Cedo, um sonho derrama-se manso

sobre as dores da rua.

Mas é tanta a dor que eis logo deserta de sonhos

mais uma manhã de sono abundante.

Não há de ser nada.

Dormirei:

é a que me proponho

por mais um instante.

Real

A realidade é um sonho que não deu certo.

Um sonho que se perdeu da nação onírica.

Do Autor

Ah! Meu caráter quase sem jaça

e sem graça também.

Não fossem meus parcos versos,

eu mesmo me diria:

- és ninguém!

A Língua Ur

A priori, já usei todo o meu latim

e sou a prosopopéia de uma língua encantada.

A flor do lácio murchou o cio, o sim,

sua proposta,

sua estrada.

Como o vagido natal

e a lata senhora fatal - comuns aos mortais,

mutatis mutandis , o verbo vive apenas quantum satis.

O Heterônimo Tropical

O que deixaste para eu dizer, Pessoa?

Simulo a tua resposta, uma vez que te podes metamorfosear em tantos:

“por que queres dizer,

caro poeta?

Silencia e ouve o sibilo das formas,

vê como o real te vê,

senão por rima, por prazer... senão por quê?”

És tu, Fernando,

ou este outro que usa a segunda pessoa

para ver como soa?

Este muito consciente para ficar louco

ou vice-versa.

(Este heterônimo tardio, abandonado e duvidoso)

Dele guardei este poema sem título e marcas profundas na minha alma, onde quer que ela more. Não lhe guardei o nome.

Mas como ele tinha em abundância o que um nome não revela! Se era de fato um poeta vivente ou apenas uma miragem minha, não sei. Era.

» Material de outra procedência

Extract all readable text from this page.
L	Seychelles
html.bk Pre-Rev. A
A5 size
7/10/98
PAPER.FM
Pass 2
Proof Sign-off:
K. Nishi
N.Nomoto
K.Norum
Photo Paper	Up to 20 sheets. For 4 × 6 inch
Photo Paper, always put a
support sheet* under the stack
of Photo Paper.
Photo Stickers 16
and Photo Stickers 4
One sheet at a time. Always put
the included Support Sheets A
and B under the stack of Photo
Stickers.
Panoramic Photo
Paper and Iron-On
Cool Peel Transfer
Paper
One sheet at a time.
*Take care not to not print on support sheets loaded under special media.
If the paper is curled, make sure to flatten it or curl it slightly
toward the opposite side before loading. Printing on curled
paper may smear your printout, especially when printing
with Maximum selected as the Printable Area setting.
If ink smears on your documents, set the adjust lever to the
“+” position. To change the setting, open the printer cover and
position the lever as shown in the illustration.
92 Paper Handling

Anacrônico. Se não tinha cem anos, tinha mais. Não fosse a língua insuficiente para a descrição e não fossem as descrições tão incompletas, daria, porque o tenho em mim, um exato retrato do homem que conheci. Que nos bastem o seu nariz avantajado e já sem formas definidas – mero suporte para os óculos antigos -, seu corpo magro curvado em denúncia de uma grande estatura outrora, sua pele pálida – quase a ausência de cor -, suas roupas e seu chapéu pretos – já inerentes à sua figura fora de moda, fora de tudo.

Aos fatos, se os há. A partir do momento em que me descobri um não-estético (não sei ao certo o que isso significa, apenas o sinto, sinto muito), o que coincidiu com a perda do meu status de cidadão casado e de todo tributável, passei a frequentar um bar no alto de um dos muitos morros com vista para o mar. Em Salvador, na Bahia, certamente, mas o nome aqui é prescindível.

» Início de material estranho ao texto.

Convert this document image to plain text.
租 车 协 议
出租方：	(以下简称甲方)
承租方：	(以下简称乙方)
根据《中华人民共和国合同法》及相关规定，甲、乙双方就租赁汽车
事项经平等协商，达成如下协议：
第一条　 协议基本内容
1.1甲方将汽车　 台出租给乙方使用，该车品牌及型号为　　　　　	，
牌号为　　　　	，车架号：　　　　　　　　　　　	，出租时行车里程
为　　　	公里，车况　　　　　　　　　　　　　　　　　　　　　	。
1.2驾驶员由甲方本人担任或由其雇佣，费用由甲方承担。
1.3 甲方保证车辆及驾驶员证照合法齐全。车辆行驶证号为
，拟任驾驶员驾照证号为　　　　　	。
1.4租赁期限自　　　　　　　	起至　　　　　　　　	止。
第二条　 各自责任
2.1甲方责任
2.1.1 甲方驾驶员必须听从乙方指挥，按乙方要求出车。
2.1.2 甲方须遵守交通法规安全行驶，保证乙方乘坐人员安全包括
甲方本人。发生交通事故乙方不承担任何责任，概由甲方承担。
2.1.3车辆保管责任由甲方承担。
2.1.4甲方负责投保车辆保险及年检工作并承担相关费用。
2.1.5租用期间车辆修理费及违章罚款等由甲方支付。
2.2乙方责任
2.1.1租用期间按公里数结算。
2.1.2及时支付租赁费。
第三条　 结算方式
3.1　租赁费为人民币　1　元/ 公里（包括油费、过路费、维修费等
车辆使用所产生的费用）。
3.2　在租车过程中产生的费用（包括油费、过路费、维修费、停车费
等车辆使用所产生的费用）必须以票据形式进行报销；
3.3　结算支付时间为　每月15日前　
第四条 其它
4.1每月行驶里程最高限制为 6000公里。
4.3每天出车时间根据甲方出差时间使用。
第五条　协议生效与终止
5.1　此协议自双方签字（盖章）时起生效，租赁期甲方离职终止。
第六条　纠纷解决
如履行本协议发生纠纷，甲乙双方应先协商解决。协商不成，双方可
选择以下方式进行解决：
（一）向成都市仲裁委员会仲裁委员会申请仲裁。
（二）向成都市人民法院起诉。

- O que são os nomes diante dos mistérios do mar? O meu, por exemplo, é menos que um nome.

Respondeu ele à minha curiosidade natural.

Notei que sempre sentava no mesmo canto, todos os dias. Todos os dias em que eu estava lá, lá estava ele, do meio da tarde ao meio da embriaguez e a da falsa escuridão metropolitana. Não me recordo de um “boa noite” ou de um “adeus”. Mas me lembro da primeira vez que o abordei, levado por um misto de impulso etílico e de comunhão circunstancial.

Se, para mim, a realidade circundante não interessava, para ele, nem parecia existir. Rabiscava em guardanapos, pedaços de papel e velhos jornais, enquanto se mantinha em contemplação evasiva do mar e do ar. A primeira impressão que tive foi a de que ele sempre estivera ali. Antes da existência do bar. Antes daquele primeiro de junho de 1988, dada a justeza do conjunto que ele formava com a mesa, a cadeira e o que o seu olhar divisava. Me aproximei:

- Com licença, não pude evitar...

Tentei esboçar uma abordagem formal, quando ele me interrompeu:

- Pode sentar, meu caro.

Obedeci, meio tonto, mas prevendo a importância do que se sucederia.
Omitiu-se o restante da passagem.